ScaleMonitor.GetMetricsAsync() failed: Microsoft.Azure.Cosmos.Table.StorageException: Not Found

We're trying to change an existing Durable Functions App to use Netherite but seeing a lot of errors in the logs when this is deployed to Azure.

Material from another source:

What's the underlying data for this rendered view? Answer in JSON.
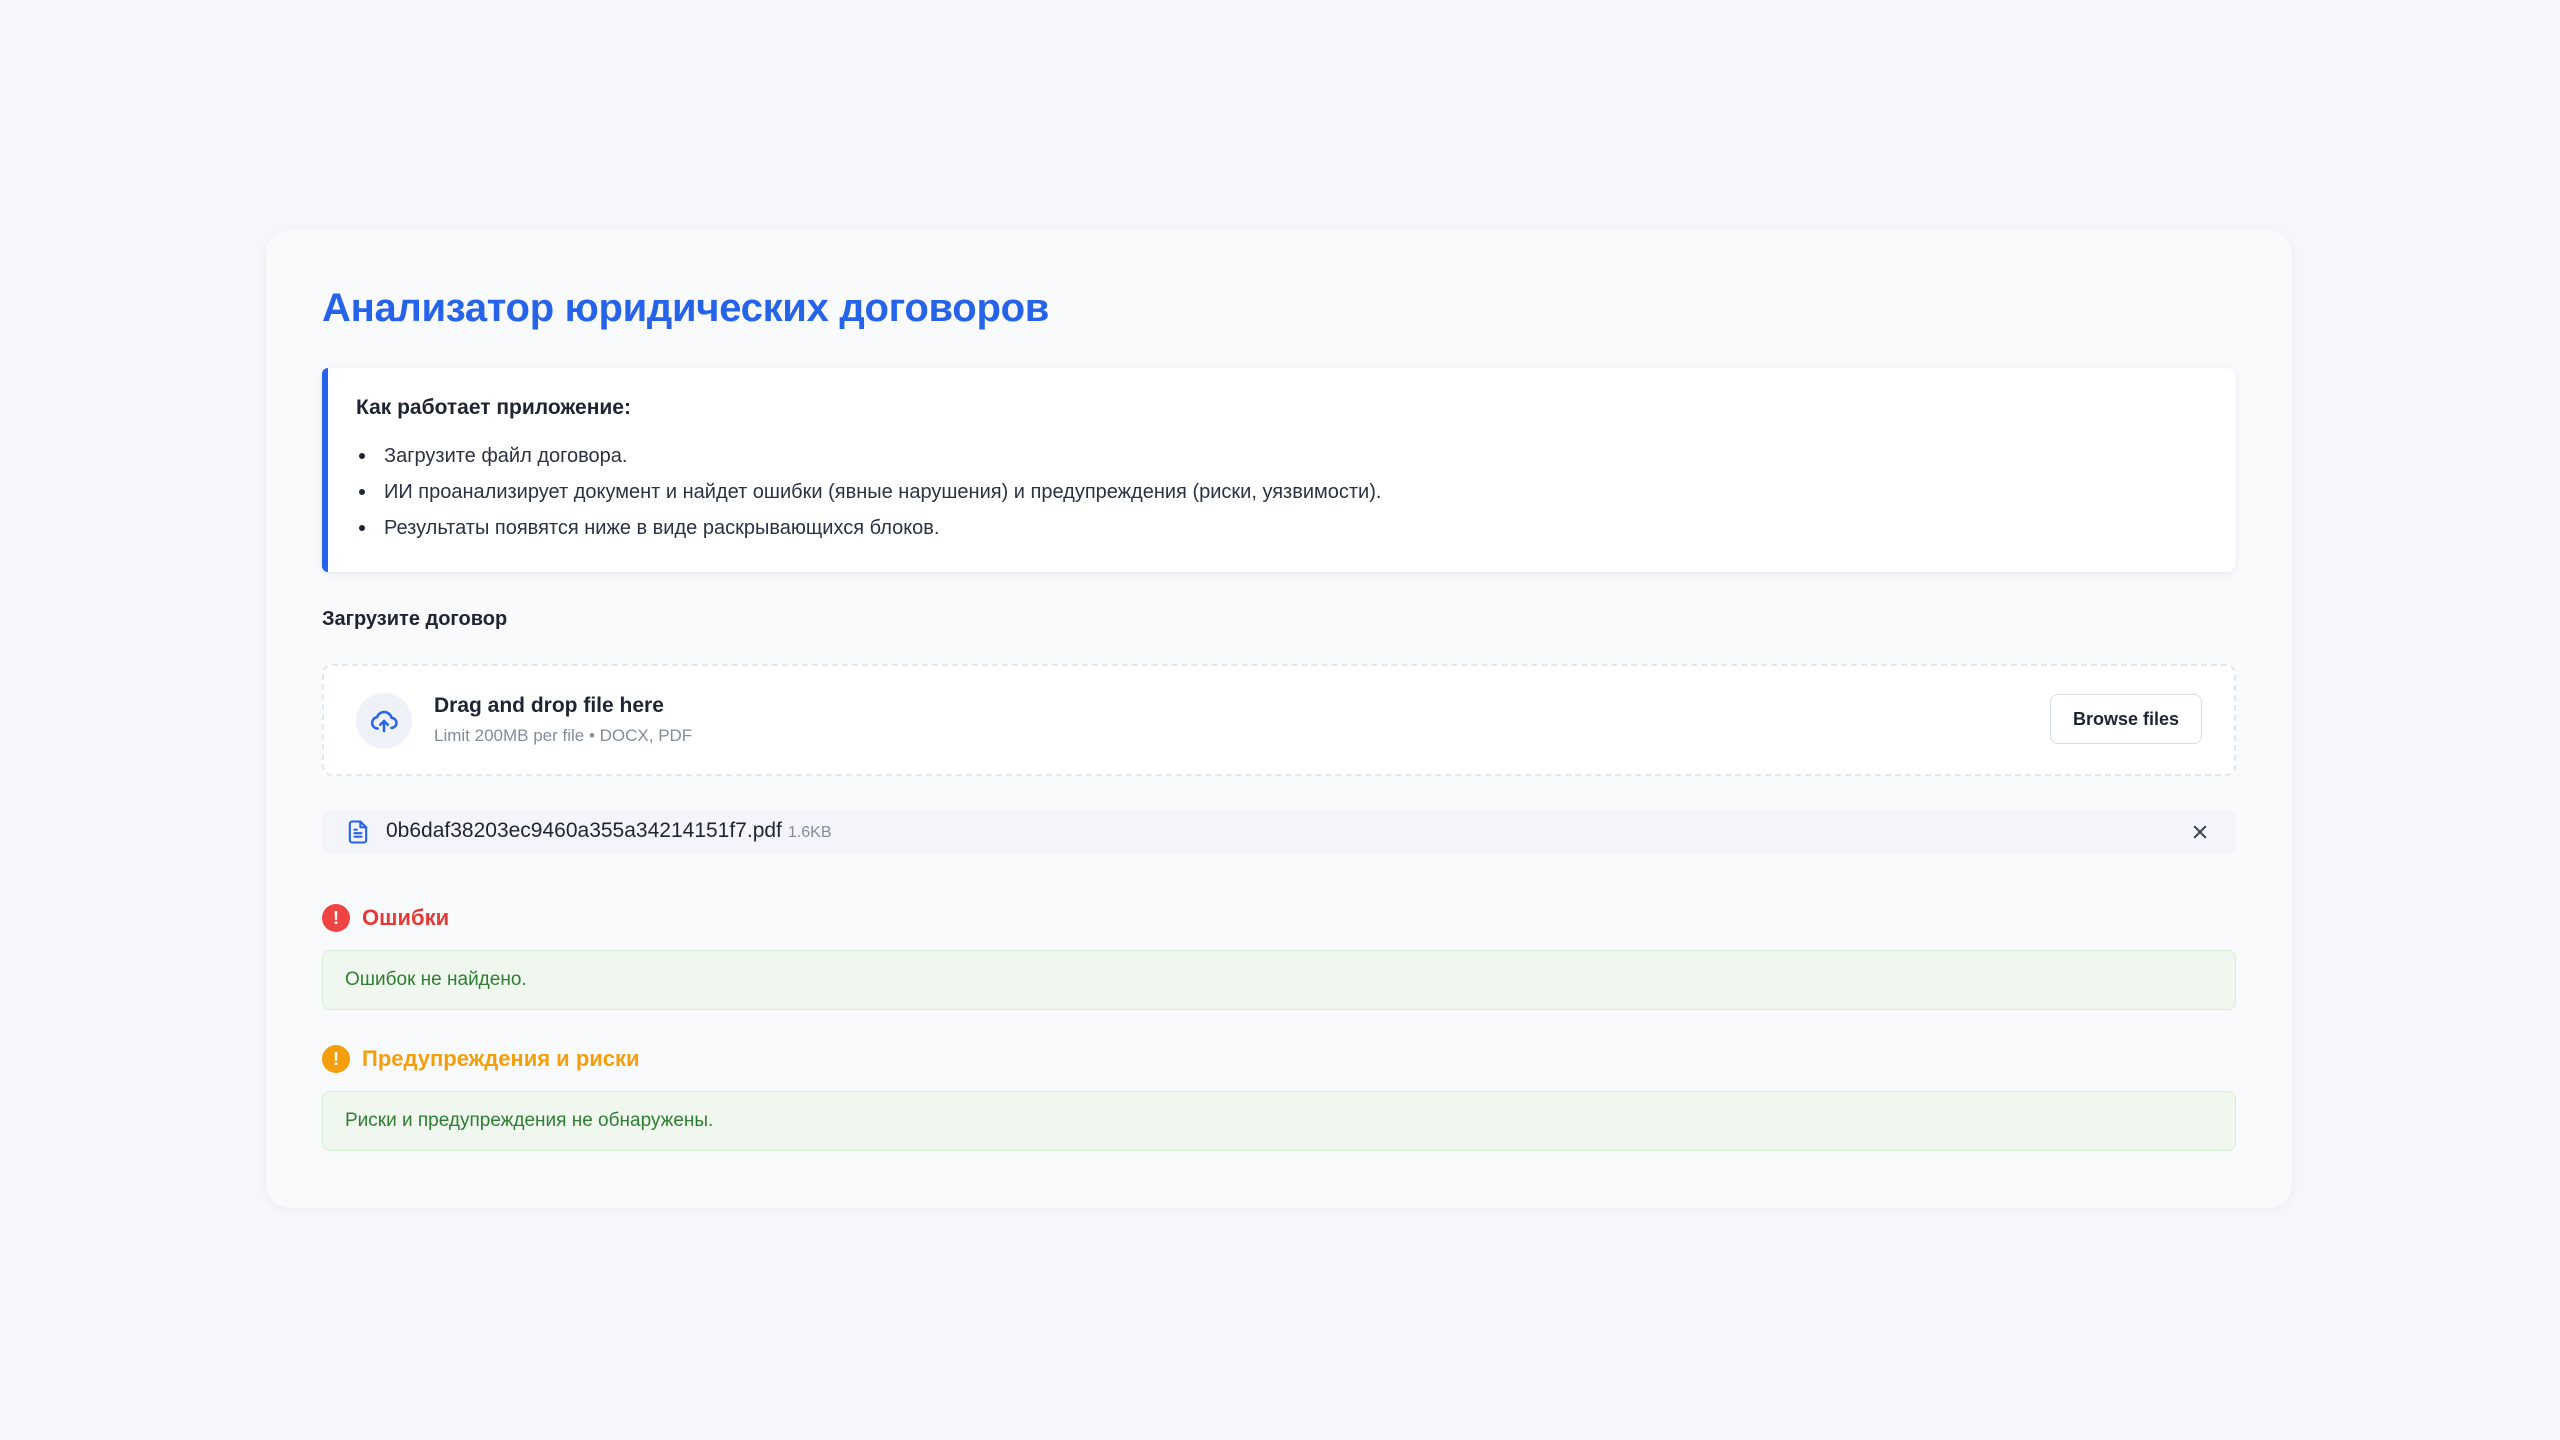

None of the functions appear to be running due to the errors.

Traces & Exceptions

After the Function App starts the NetheriteOrchestrationService is created succesfully:

NetheriteOrchestrationService created, workerId=pd1sdwk00021W, processorCount=1, transport=EventHubs, storage=Faster

Then we see these for every Orchestator, Activity and Entity function in the app:

The listener for function '<FunctionName>' was unable to start. (Severity 3)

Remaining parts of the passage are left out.